There is a value for $totalcost

[Pikachu2000]

It would appear that in reality, there is not. Have you echoed the query string yet?

[kevonini]

It seems u r right.. $totalcost is known until it reaches that section of the code. Going to try to pull it from the database inside the statement block.

[redsmurph]

My take on SQL is to abstract it whenever possible, as you always have to escape your values and the SQL syntax is generally easy to get wrong, without any static syntax control what-so-ever.

 

sqlinsert below takes $values as an associative array of column values.

 

sqlquery is just mysql_query with error reporting via e-mail, so you can directly replace it with mysql_query.

 

You can thank me later.

 

Cheers,

Anders

 

function esc($text)

{

    return mysql_real_escape_string($text);

}

 

function sqlinsert($table, $values)

{

    $len = sizeof($values);

    if ($len > 0)

    {

        $query = "INSERT INTO $table ( ";

        $first = true;

        foreach ($values as $column => $value)

        {

            $query .=!$first ? ', ' : '';

            $first = false;

            $query .= "`$column`";

        }

 

        $query .= ' ) VALUES ( ';

 

        $first = true;

        foreach ($values as $column => $value)

        {

            $query .=!$first ? ', ' : '';

            $first = false;

            $query .= "'" . esc($value) . "'";

        }

 

        $query .= ' )';

        sqlquery($query);

        return mysql_insert_id();

    }

 

    return false;

}

 

 

[kevonini]

I am a newbie and your abstraction has me more confused than before.

[redsmurph]

Replace:

sqlquery --> mysqli_query

mysql_insert_id --> mysqli_insert_id

 

Then run the function like this:

 

$id_appointments = sqlinsert('appointments', array('username' => $username, ...));

 

or create the array first and put it in the call:

 

$values = array();

$values['username'] = $username;

...

$id_appointments = sqlinsert('appointments', $values);

 

If you want to test on the result:

 

if ($id_appointments !== false)

{

    // It worked !

}

else

{

    // It failed !

}

 

Cheers,

Anders

[kevonini]

A few issues....not sure what parameters to use now for the mysqli_query - normally i use the ($link, $query) now it is picking up the link as null...also not sure what to use for mysqli_insert_id...thought it wud be the link but that is showing as null as well.

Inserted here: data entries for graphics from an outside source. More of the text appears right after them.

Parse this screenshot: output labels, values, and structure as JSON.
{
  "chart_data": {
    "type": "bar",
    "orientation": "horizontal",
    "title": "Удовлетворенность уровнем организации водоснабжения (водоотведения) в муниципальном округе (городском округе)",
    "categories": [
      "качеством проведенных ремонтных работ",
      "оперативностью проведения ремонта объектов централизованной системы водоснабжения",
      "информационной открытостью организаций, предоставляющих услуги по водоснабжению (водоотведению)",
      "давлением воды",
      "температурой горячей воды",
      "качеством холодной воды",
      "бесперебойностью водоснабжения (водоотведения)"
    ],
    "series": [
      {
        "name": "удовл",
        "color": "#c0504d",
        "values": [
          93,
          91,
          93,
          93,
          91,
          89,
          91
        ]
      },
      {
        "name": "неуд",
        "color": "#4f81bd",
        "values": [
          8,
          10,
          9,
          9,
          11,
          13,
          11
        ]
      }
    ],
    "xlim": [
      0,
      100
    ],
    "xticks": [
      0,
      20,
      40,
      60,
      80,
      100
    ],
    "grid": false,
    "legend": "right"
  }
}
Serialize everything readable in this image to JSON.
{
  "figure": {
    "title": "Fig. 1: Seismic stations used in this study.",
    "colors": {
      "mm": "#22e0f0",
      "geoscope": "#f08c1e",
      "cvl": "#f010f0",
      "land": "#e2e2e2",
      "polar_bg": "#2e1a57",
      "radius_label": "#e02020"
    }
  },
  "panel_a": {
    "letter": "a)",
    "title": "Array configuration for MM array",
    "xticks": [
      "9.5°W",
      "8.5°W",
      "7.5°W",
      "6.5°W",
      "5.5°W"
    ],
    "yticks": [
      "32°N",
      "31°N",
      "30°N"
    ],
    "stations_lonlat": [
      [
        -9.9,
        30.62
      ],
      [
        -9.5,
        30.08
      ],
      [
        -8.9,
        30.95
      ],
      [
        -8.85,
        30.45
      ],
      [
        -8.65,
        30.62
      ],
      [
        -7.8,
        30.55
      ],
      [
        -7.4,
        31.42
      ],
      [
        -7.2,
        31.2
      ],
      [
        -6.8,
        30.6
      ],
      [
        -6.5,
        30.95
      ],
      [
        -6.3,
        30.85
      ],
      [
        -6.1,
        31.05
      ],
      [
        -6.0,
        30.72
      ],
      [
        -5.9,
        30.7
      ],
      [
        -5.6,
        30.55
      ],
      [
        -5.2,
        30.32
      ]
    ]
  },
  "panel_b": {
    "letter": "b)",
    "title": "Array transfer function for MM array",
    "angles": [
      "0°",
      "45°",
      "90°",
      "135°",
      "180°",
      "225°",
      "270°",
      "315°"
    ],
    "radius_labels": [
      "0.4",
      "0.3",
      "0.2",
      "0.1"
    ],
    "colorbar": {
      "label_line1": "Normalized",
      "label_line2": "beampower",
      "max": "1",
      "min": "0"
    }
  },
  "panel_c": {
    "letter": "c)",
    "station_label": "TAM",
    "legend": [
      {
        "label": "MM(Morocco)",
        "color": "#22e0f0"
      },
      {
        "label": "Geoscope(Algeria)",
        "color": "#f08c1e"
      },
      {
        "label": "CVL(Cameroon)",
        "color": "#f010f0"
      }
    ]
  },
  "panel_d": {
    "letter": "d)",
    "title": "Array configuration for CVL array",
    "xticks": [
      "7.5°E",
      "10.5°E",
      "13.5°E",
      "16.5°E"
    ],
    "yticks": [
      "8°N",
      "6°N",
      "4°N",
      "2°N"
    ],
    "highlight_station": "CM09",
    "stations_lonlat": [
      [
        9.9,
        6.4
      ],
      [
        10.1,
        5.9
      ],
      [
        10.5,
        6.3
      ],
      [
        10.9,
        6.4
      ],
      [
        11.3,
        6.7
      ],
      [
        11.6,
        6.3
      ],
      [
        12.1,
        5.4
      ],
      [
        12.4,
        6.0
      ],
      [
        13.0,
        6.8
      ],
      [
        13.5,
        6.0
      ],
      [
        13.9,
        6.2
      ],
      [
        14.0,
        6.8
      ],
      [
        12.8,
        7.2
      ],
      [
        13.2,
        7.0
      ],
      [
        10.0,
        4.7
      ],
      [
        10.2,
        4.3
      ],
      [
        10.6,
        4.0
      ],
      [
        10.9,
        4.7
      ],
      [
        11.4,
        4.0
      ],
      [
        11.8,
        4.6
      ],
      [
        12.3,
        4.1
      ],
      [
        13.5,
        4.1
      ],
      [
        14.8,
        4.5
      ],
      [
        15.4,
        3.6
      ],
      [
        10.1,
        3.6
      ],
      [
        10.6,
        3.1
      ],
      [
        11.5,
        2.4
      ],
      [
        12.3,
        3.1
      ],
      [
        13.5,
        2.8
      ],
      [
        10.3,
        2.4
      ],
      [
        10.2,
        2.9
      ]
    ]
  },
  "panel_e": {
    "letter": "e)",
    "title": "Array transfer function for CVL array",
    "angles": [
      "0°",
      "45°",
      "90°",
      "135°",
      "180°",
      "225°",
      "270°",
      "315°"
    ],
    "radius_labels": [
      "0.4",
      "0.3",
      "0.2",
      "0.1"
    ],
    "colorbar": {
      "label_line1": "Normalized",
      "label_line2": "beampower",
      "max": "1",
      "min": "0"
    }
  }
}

A number of warnings for the escape sequence part as well.

Warning: mysqli_real_escape_string() expects exactly 2 parameters, 1 given in C:\xampp\htdocs\confirm_appointment.php on line 57

 

Warning: mysqli_query() expects parameter 1 to be mysqli, null given in C:\xampp\htdocs\confirm_appointment.php on line 82

 

Warning: mysqli_insert_id() expects parameter 1 to be mysqli, null given in C:\xampp\htdocs\confirm_appointment.php on line 83

 

[kevonini]

figured out the last two warnings...but the first one is still an issue and the insert still did not work.

[redsmurph]

I never use mysqli, so I wasn't aware of differences, but this seems to explain it:

 

link: A link identifier returned by mysqli_connect() or mysqli_init()

 

So you need to add $connect to both esc and sqlinsert and add $connect to the call of esc.

 

function esc($connect, $text)

{

    return mysql_real_escape_string($connect, $text);

}

 

I hope you can "connect the dots".

[kevonini]

Warnings figured out and after the abstraction it comes back to the same issue....something wrong with the syntax of my query...

[redsmurph]

Echo mysqli_error($connect) if it still fails.

[kevonini]

I did that already that's how I know it's still the sql syntax.

[redsmurph]

Please state the complete query string (the completed $query in sqlinsert).

 

I suspect the table somehow doesn't match what you try to insert.

[kevonini]

Think i'm going to call this one a loss and change the requirements for the query... this is a small issue and it's taking up too much time....Thanks much for all the assistance....I learnt quite a lot!